Die Hamas hat keine Verantwortung für ihre Taten übernommen und behauptet, dass das Volk von Gaza die Befreiung seines Landes fordert und bereit ist, dafür zu kämpfen und zu töten. Sie behauptet, dass dies der Wille des Volks ist und dass sie, die Hamas-Bewegung, das Volk sogar heldenhaft beschützen würde. Bei denjenigen, die in die Siedlungen eindrangen, handelte es sich aber um Hamas-Mitglieder, nur teils in zivilen und teils in militärischen Uniformen. Schließlich wissen die Menschen in Gaza sehr gut, dass die Hamas Israel nicht die Stirn bieten kann. Sie mag ein paar Waffen und Raketen haben, aber das reicht nicht.«

Darüber hinaus sprach er über den aktuellen Stand der Aktivitäten der Hamas in diesen schwierigen Zeiten und über die Reaktion der Bevölkerung:

»Das Schweigen vieler Menschen wurde durch den Krieg gebrochen. Aus dem inneren Gefängnis der Palästinenser war er wie ein Weckruf. Tatsächlich gibt es eine starke Opposition, die versucht, das Verhalten der Hamas während und nach dem Krieg infrage zu stellen. Aber die Hamas unterdrückt immer noch gewaltsam die Bevölkerung, wenn sie demonstriert.
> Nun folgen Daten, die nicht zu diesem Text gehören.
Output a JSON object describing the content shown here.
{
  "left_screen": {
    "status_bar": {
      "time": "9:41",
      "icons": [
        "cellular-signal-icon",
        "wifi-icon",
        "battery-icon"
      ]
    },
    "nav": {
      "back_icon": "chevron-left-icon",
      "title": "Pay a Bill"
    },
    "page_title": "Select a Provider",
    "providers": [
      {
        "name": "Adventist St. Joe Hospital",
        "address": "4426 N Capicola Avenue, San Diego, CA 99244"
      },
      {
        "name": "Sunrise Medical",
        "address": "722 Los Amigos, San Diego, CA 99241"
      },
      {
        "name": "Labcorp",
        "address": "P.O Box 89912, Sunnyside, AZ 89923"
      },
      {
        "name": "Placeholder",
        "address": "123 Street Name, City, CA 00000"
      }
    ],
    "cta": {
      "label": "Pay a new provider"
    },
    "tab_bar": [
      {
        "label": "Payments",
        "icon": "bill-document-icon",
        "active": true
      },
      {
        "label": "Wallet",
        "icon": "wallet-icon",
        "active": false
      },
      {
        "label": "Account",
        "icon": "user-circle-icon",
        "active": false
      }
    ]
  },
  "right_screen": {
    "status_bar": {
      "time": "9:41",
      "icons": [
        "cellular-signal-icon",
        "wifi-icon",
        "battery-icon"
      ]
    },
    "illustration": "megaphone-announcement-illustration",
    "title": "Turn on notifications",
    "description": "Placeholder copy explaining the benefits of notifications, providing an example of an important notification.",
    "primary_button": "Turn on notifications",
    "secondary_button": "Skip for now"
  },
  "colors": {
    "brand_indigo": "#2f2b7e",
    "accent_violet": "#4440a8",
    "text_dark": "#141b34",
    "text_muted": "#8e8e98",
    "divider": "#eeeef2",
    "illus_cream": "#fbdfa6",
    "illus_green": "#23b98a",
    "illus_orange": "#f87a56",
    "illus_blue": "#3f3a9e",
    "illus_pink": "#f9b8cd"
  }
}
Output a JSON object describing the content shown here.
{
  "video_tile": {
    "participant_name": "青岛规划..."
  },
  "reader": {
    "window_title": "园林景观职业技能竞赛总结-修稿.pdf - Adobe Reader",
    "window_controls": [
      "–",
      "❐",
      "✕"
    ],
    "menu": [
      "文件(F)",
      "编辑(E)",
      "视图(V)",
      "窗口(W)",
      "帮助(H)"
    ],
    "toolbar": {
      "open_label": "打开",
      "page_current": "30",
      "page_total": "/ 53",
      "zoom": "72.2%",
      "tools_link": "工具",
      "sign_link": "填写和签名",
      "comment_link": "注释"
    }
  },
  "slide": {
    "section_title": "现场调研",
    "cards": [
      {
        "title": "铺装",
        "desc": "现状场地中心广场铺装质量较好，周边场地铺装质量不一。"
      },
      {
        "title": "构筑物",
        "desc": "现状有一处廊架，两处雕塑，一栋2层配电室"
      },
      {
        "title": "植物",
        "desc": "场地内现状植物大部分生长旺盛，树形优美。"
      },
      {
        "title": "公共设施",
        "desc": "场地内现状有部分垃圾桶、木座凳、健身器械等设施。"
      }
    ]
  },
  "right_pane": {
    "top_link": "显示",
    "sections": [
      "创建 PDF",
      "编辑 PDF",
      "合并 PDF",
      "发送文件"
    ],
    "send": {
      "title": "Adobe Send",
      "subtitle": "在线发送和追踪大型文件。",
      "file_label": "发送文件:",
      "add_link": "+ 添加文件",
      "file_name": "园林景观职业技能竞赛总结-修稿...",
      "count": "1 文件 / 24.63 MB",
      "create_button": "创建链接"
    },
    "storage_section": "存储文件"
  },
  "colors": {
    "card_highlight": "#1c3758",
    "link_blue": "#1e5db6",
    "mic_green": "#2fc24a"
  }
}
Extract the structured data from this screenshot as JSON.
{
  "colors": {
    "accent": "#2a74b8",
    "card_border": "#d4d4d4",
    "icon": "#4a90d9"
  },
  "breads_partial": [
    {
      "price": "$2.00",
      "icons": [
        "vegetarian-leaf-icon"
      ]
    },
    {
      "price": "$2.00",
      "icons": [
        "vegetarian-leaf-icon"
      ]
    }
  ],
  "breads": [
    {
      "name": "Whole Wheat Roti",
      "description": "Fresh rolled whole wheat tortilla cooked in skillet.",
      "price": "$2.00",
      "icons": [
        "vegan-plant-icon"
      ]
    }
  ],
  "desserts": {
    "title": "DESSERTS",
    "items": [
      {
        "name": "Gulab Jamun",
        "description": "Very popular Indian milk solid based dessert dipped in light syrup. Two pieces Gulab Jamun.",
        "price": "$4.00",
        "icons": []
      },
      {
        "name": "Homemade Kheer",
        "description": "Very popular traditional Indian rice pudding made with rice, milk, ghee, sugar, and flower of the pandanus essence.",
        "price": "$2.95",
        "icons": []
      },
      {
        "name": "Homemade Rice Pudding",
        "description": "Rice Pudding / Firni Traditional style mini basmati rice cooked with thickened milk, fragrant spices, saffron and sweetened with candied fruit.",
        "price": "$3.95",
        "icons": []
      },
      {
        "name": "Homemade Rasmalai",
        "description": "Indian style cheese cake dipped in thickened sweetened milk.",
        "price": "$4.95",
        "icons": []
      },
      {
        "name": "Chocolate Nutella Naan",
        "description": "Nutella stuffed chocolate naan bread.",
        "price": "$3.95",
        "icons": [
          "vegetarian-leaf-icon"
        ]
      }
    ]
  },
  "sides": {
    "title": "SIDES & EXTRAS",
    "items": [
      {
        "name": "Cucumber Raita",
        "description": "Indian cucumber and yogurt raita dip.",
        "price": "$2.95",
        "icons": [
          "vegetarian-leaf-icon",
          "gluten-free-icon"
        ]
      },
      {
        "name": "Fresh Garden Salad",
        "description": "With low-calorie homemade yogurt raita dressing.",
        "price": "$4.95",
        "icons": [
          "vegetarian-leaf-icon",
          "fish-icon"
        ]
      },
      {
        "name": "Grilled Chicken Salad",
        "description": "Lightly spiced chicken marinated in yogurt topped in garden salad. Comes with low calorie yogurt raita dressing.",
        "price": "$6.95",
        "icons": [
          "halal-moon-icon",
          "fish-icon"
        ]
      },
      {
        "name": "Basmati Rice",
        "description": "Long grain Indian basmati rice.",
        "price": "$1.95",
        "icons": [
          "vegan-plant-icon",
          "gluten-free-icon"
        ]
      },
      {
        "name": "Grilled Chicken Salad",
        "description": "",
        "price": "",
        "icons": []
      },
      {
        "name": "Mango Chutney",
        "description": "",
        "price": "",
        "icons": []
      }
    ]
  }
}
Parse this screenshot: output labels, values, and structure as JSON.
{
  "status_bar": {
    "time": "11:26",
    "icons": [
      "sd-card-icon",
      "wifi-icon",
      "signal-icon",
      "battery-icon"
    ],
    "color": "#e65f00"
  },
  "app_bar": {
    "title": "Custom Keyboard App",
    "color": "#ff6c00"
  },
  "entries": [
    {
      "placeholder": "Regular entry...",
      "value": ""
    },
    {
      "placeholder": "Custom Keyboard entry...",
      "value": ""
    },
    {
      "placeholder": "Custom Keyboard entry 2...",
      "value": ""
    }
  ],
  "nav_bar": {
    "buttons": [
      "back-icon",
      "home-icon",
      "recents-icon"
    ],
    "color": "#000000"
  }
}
Als Zivilisten getarnt, schöpft die Hamas die humanitäre Hilfe ab und teilt sie in einen Teil für den Eigenbedarf und einen Teil für den Verkauf zu Preisen, die wir uns nicht leisten können. Dazu gehören auch Zelte, Bettzeug und Lebensmittel. Mehrere Menschen wurden vor unseren Augen ermordet, als sie mit der Hamas wegen deren Rechtsverletzungen in Streit gerieten. Und die Hamas leugnet weiterhin alles und macht dann Israel für diese Tötungen verantwortlich.«

Zum Abschluss meint Khaled, dass sich im Moment die Menschen in Gaza nichts anderes so sehnlich wünschen als eine neue, von der Hamas und ihren Kadern freie Gesellschaft.